While complaining of the ignorance of the natures and properties of animals, plants, and minerals which is shown by contemporary theologians in their explanation of Scriptural passages, Bacon not only slights the encyclopedias which several clergymen like Alexander Neckam, Bartholomew of England, Thomas of Cantimpré and Vincent of Beauvais had compiled; he also says nothing of the school at Cologne of Albertus Magnus, whose reputation was already established by the middle of the century, who personally investigated many animals, especially those of the north, and often rectified the erroneous assertions of classical zoologists, whom the historian of botany has lauded, whose students too were curious to know not only the theoretical botany that passed under the name of Aristotle, but also the particular characteristics of plants, and who in his five books on minerals discusses the alchemy and indulges in the same occult science and astrology which Bacon deemed so important. Yet Albert was a noted theologian and Biblical commentator as well as a student of nature.

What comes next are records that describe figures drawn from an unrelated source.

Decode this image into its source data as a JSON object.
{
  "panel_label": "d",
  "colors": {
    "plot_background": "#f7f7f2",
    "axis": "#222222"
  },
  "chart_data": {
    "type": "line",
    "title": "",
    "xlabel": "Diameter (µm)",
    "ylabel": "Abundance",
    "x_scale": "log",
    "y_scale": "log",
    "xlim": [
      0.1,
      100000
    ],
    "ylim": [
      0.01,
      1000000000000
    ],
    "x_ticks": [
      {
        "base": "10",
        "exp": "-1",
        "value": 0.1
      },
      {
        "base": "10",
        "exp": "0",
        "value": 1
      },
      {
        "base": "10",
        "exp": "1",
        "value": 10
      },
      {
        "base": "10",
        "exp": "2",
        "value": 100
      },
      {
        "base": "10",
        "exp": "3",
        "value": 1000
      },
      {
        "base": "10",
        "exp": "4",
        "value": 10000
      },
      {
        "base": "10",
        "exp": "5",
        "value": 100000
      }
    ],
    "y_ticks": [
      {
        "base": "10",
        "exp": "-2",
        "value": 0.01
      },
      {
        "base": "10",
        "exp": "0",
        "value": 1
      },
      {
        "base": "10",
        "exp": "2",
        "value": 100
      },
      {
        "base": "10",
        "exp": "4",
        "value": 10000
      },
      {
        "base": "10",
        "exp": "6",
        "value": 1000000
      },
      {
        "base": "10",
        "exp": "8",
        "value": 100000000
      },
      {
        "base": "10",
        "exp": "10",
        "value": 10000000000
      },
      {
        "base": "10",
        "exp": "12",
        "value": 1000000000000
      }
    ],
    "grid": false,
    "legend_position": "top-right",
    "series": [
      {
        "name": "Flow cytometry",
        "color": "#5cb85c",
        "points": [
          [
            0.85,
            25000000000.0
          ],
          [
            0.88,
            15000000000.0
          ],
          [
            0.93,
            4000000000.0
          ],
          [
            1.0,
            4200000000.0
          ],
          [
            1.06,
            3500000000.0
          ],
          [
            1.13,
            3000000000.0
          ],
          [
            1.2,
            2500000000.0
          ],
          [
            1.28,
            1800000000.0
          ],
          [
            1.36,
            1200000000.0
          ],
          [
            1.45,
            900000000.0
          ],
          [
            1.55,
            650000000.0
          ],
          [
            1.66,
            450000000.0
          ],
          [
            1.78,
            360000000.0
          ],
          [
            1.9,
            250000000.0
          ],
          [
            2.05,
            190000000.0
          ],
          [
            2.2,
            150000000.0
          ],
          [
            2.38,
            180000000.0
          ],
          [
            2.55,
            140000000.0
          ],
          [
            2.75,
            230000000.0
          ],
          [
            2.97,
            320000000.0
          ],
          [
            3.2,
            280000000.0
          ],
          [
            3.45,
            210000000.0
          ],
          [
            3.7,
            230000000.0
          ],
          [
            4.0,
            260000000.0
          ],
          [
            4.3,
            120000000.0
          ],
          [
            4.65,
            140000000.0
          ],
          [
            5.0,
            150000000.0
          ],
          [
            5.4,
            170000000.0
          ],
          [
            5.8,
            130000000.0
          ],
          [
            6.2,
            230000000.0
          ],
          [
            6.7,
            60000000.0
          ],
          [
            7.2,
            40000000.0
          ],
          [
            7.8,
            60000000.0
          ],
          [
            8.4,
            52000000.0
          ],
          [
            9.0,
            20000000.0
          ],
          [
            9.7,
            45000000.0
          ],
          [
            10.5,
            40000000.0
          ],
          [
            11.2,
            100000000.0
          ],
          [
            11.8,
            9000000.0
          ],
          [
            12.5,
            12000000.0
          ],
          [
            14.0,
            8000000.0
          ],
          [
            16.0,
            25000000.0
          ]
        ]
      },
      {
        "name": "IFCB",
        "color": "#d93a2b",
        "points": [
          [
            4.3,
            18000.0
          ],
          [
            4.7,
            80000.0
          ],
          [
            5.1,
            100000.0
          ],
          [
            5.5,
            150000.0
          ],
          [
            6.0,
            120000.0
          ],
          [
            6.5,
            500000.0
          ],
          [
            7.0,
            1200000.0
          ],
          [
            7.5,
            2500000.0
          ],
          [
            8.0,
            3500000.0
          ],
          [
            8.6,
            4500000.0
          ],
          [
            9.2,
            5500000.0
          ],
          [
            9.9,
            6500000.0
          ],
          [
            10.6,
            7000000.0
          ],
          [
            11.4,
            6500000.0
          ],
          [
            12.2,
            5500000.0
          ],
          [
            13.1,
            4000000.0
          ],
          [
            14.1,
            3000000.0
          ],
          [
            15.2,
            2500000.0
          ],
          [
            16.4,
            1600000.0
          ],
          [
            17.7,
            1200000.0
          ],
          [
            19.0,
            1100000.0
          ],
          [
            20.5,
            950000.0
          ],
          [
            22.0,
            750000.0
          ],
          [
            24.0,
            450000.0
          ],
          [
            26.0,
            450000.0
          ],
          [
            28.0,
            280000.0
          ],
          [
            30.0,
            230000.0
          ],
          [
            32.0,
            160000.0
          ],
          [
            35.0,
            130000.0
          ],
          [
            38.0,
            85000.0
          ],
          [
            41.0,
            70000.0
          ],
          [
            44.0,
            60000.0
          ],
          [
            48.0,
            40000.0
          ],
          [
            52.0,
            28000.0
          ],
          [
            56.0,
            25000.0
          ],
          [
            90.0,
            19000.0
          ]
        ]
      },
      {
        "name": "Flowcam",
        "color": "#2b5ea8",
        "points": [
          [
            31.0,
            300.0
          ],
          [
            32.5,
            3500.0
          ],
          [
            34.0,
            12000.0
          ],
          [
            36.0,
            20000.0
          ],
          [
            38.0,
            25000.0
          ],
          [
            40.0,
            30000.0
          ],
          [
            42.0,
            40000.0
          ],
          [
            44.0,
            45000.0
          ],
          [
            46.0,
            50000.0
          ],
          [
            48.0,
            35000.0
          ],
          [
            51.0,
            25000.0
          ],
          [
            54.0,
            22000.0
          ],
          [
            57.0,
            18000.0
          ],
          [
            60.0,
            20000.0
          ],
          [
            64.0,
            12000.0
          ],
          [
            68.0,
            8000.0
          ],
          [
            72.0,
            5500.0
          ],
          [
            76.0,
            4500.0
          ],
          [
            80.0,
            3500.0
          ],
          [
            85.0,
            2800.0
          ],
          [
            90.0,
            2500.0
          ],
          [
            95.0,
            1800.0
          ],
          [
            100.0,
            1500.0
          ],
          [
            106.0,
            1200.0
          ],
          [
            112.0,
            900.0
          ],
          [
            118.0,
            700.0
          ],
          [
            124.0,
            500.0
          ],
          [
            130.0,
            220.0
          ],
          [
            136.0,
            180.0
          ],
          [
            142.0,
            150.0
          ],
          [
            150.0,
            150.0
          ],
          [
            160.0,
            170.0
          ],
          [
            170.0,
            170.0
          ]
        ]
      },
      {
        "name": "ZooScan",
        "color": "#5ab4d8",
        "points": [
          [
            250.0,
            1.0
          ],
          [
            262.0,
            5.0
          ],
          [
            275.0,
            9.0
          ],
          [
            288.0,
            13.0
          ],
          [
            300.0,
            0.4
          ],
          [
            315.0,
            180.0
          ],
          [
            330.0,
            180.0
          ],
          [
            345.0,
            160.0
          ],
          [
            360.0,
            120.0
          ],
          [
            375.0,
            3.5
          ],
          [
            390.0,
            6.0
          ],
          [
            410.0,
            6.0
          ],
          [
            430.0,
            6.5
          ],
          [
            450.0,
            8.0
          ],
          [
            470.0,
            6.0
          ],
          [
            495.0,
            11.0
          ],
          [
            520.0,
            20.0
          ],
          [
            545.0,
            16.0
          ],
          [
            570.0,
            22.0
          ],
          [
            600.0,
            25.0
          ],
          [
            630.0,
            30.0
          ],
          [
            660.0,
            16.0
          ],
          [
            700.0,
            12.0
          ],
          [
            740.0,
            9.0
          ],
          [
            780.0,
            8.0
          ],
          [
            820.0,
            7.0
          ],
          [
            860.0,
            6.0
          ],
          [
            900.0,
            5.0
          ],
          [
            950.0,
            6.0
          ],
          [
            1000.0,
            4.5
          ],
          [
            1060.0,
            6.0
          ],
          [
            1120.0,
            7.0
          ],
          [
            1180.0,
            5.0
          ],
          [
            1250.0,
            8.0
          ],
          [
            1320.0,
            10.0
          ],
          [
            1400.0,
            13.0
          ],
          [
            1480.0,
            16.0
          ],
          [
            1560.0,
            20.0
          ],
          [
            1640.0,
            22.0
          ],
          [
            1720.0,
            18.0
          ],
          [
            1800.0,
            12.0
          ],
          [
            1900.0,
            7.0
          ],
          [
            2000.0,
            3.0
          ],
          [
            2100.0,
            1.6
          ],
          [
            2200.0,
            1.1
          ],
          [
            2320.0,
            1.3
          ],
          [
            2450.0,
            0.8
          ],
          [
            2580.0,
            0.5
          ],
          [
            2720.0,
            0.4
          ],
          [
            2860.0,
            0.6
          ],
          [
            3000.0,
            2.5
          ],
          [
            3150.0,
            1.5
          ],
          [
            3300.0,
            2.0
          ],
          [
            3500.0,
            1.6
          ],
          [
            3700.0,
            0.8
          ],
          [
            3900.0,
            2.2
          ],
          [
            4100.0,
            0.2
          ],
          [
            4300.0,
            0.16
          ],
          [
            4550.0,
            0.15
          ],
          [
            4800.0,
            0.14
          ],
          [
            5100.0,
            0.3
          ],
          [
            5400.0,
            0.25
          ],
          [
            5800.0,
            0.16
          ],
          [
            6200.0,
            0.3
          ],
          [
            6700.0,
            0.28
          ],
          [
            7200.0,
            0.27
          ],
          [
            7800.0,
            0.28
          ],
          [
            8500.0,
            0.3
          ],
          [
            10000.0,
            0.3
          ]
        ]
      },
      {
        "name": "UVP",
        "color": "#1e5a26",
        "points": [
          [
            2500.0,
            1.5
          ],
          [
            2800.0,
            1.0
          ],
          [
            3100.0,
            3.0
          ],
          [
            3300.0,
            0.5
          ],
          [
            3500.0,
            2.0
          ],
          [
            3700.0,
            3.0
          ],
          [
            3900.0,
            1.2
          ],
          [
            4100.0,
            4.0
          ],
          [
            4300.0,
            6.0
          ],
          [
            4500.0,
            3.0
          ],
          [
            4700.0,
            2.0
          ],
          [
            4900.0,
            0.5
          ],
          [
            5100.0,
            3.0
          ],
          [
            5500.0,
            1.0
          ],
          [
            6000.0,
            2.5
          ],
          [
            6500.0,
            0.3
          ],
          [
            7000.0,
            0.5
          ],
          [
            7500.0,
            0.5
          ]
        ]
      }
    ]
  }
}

In saying that Bacon does not mention Albert’s work in natural science, I of course do not mean to imply that he never mentions Albert. He excuses his delay in answering the pope by declaring that the most noted Christian scholars, such as Brother Albert of the Order of Preachers, and Master William of Shyrwood, could not in ten years produce such a work as he transmits; and he incidentally observes that William is a far abler scholar than Albert.[2116] I am suspicious, however, of the integrity of the passage[2117] where Bacon sneers at the theological teaching of “the boys of the two Orders, such as Albert and Thomas and the others who enter the Orders when twenty years or under.” It seems incongruous for Bacon to speak of his probable senior, Albert, as a boy. Other passages in Bacon’s works which have been taken to apply to Albert, though he is not expressly named, seem to me not to apply to him at all closely; and if meant for him, they show that Bacon was an incompetent and unfair critic. Not only was Albert only for a short time in Paris; he does not seem to have been in sympathy with the conditions there which Bacon attacks. Nor can I see that Bacon is meant in the passage at the close of Albert’s Politics,[2118] where he declares that its doctrines, as in his books on physics, are not his own theories but a faithful reflection of peripatetic opinion; and that he makes this statement for the benefit of lazy persons who occupy their idle hours in searching writings for things to criticize; “Such men killed Socrates, drove Plato from Athens to the Academy, and, plotting even against Aristotle, forced him into exile.” Such a passage seems a commonplace one. Both Adelard of Bath and William of Conches expressed the same fear of setting forth new ideas of their own, and medieval writers not infrequently in their prefaces apprehend with shrinking “the bite of envy” which both their Horace and personal experience had taught would follow fast on publication.